I think pharma and healthcare are going to lead the way forward. Healthcare is a huge industry that has always been a very B2B domain — selling to conglomerates, health insurance companies and hospitals.


The advent of Electronic Health Records (EHR is the uniform digital code Obamacare put into place for the transfer of medical data) laid the groundwork for big improvements in the exchange of data. Apple and Google entering the healthcare space is going to disrupt the current model, and how consumers consume healthcare (and the current B2B healthcare model). Apple and Google are now running medical studies and diagnosing people over the phone with their own variables.
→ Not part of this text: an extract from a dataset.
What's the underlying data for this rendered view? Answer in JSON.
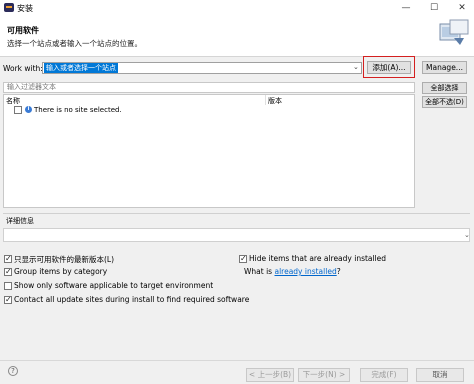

For example, Google trained a machine learning model (ARDA: Automated Retinal Disease Assessment) to diagnose diabetes with eye scans more accurately than traditional diabetes tests. Advancements like these will once again disrupt the traditional B2B space.


The problem is consumers don't know enough. So, they are handing over their own life fitness data from wearables (Fitbit, Apple Watch, etc) to various private vendors. Consumers are trusting an app to give them medical advice as opposed – as opposed to the healthcare provider seeing that objective data and giving medical advice. So the entire marketing strategy has to switch back to the consumer but for relevant domains (lifestyle vs prescription drugs).


Changes in consumer behavior and the health device marketplace are driving how marketers use technology. The benefits in healthcare can be so huge that consumers may sign away all their privacy to improve their health. So, in marketing we have to really consider how much data do we actually need? What is okay and what crosses the line?


Question 3: Finally, what should be the most vital development that happens over the next decade?


Dr. Mahima Hada:

It's not going to happen, but I wish marketers would look at marginalized people — develop products for them, give them the right information and help them make the right choices. Instead of just trying to sell more to the same type of person over and over. We’ve seen this shift slightly. For example Unilever has done some really great things in India. Their laundry products are really expensive and it is not possible for the large majority of the Indian consumers to purchase them. So they shifted their product line to address the needs of the community. Rather than shipping large containers, Unilever started selling small sachets of laundry detergent — which are literally one rupee at the corner store. Now people can buy those every three days to wash laundry.


Everyone needs good products so why is access not more widespread? Why are we not doing more? Developing countries are one side of the story, but there are unfulfilled needs right here in the US as well. Marketing is not doing enough. I just wish we would.